Output: same as for ag_train . The log output is appended to the log.txt file.


ag_merge -d _dir1_ _dir2_ _dir3_ ... | -version
O argument description
-d _dir1_
_dir2_
_dir3_
...
directories where the input model grids were created

Output: same as for ag_train .


ag_save [-m _model_file_name_] [-a _alpha_value] [-n _N_value_] [-b _bagging_iterations_] | -version
O argument description default value
-m _model_file_name_ name of the output file for the model model.bin
-a _alpha_value_ parameter that controls max size of tree value with best results on validation set
-n _N_value_ max number of trees in a Grove value with best results on validation set
-b _bagging_iterations_ overall number of bagging iterations value used in previous train/expand session

Output: saves a model with given parameters in a specified file.
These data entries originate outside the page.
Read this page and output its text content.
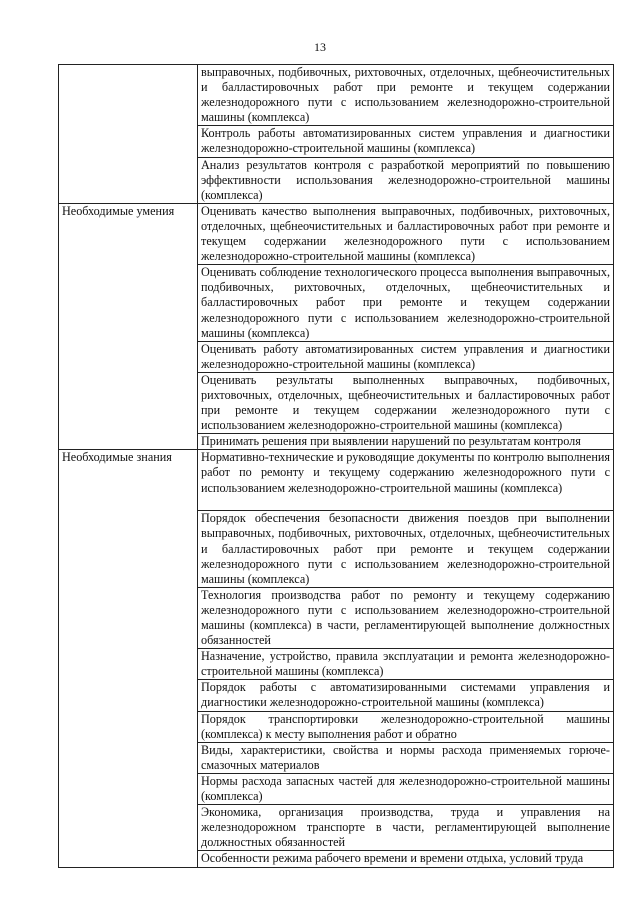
13
	выправочных, подбивочных, рихтовочных, отделочных, щебнеочистительных и балластировочных работ при ремонте и текущем содержании железнодорожного пути с использованием железнодорожно-строительной машины (комплекса)
	Контроль работы автоматизированных систем управления и диагностики железнодорожно-строительной машины (комплекса)
	Анализ результатов контроля с разработкой мероприятий по повышению эффективности использования железнодорожно-строительной машины (комплекса)
Необходимые умения	Оценивать качество выполнения выправочных, подбивочных, рихтовочных, отделочных, щебнеочистительных и балластировочных работ при ремонте и текущем содержании железнодорожного пути с использованием железнодорожно-строительной машины (комплекса)
	Оценивать соблюдение технологического процесса выполнения выправочных, подбивочных, рихтовочных, отделочных, щебнеочистительных и балластировочных работ при ремонте и текущем содержании железнодорожного пути с использованием железнодорожно-строительной машины (комплекса)
	Оценивать работу автоматизированных систем управления и диагностики железнодорожно-строительной машины (комплекса)
	Оценивать результаты выполненных выправочных, подбивочных, рихтовочных, отделочных, щебнеочистительных и балластировочных работ при ремонте и текущем содержании железнодорожного пути с использованием железнодорожно-строительной машины (комплекса)
	Принимать решения при выявлении нарушений по результатам контроля
Необходимые знания	Нормативно-технические и руководящие документы по контролю выполнения работ по ремонту и текущему содержанию железнодорожного пути с использованием железнодорожно-строительной машины (комплекса)
	Порядок обеспечения безопасности движения поездов при выполнении выправочных, подбивочных, рихтовочных, отделочных, щебнеочистительных и балластировочных работ при ремонте и текущем содержании железнодорожного пути с использованием железнодорожно-строительной машины (комплекса)
	Технология производства работ по ремонту и текущему содержанию железнодорожного пути с использованием железнодорожно-строительной машины (комплекса) в части, регламентирующей выполнение должностных обязанностей
	Назначение, устройство, правила эксплуатации и ремонта железнодорожно-строительной машины (комплекса)
	Порядок работы с автоматизированными системами управления и диагностики железнодорожно-строительной машины (комплекса)
	Порядок транспортировки железнодорожно-строительной машины (комплекса) к месту выполнения работ и обратно
	Виды, характеристики, свойства и нормы расхода применяемых горюче-смазочных материалов
	Нормы расхода запасных частей для железнодорожно-строительной машины (комплекса)
	Экономика, организация производства, труда и управления на железнодорожном транспорте в части, регламентирующей выполнение должностных обязанностей
	Особенности режима рабочего времени и времени отдыха, условий труда
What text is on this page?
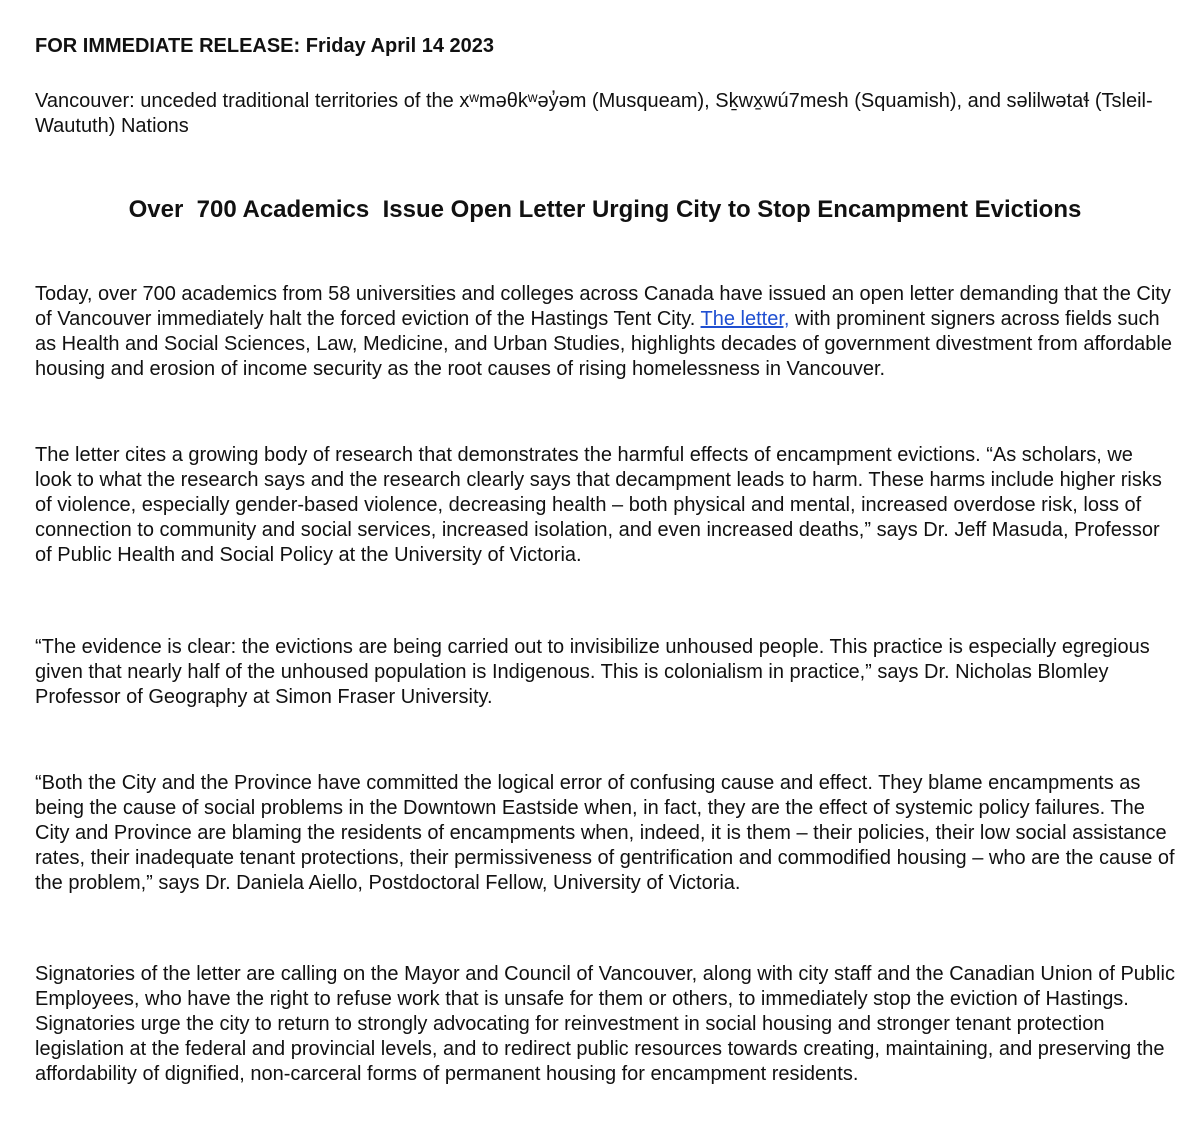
FOR IMMEDIATE RELEASE: Friday April 14 2023
Vancouver: unceded traditional territories of the xʷməθkʷəy̓əm (Musqueam), Sḵwx̱wú7mesh (Squamish), and səlilwətaɬ (Tsleil-Waututh) Nations
Over  700 Academics  Issue Open Letter Urging City to Stop Encampment Evictions

Today, over 700 academics from 58 universities and colleges across Canada have issued an open letter demanding that the City of Vancouver immediately halt the forced eviction of the Hastings Tent City. The letter, with prominent signers across fields such as Health and Social Sciences, Law, Medicine, and Urban Studies, highlights decades of government divestment from affordable housing and erosion of income security as the root causes of rising homelessness in Vancouver.

The letter cites a growing body of research that demonstrates the harmful effects of encampment evictions. “As scholars, we look to what the research says and the research clearly says that decampment leads to harm. These harms include higher risks of violence, especially gender-based violence, decreasing health – both physical and mental, increased overdose risk, loss of connection to community and social services, increased isolation, and even increased deaths,” says Dr. Jeff Masuda, Professor of Public Health and Social Policy at the University of Victoria.

“The evidence is clear: the evictions are being carried out to invisibilize unhoused people. This practice is especially egregious given that nearly half of the unhoused population is Indigenous. This is colonialism in practice,” says Dr. Nicholas Blomley Professor of Geography at Simon Fraser University.

“Both the City and the Province have committed the logical error of confusing cause and effect. They blame encampments as being the cause of social problems in the Downtown Eastside when, in fact, they are the effect of systemic policy failures. The City and Province are blaming the residents of encampments when, indeed, it is them – their policies, their low social assistance rates, their inadequate tenant protections, their permissiveness of gentrification and commodified housing – who are the cause of the problem,” says Dr. Daniela Aiello, Postdoctoral Fellow, University of Victoria.

Signatories of the letter are calling on the Mayor and Council of Vancouver, along with city staff and the Canadian Union of Public Employees, who have the right to refuse work that is unsafe for them or others, to immediately stop the eviction of Hastings. Signatories urge the city to return to strongly advocating for reinvestment in social housing and stronger tenant protection legislation at the federal and provincial levels, and to redirect public resources towards creating, maintaining, and preserving the affordability of dignified, non-carceral forms of permanent housing for encampment residents.
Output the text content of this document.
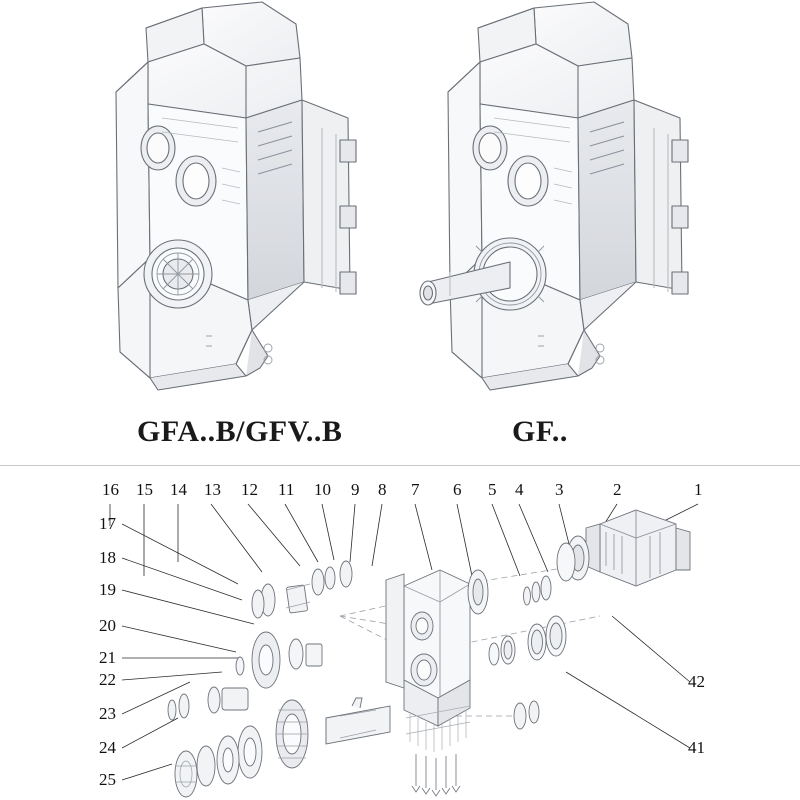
GFA..B/GFV..B	GF..
16 15 14 13 12 11 10 9 8 7 6 5 4 3	2	1
17
18
19
20
21
22
23
24
25
42
41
ag_predict -p _test_set_ -r _attr_file_ [-m _model_file_name_] [-o _output_file_name_] [-c rms|roc] | -version
O argument description default value
-p _test_set_ cases that need predictions
-r _attr_file attribute file name
-m _model_file_name_ name of the input file containing the model model.bin
-o _output_file_name_ name of the output file for predictions preds.txt
-c rms|roc performance metric rms

Output:

  1. Predictions are saved into a specified output file, one prediction value per line.
  2. If true values are specified in the test file, standard output shows performance on the test set.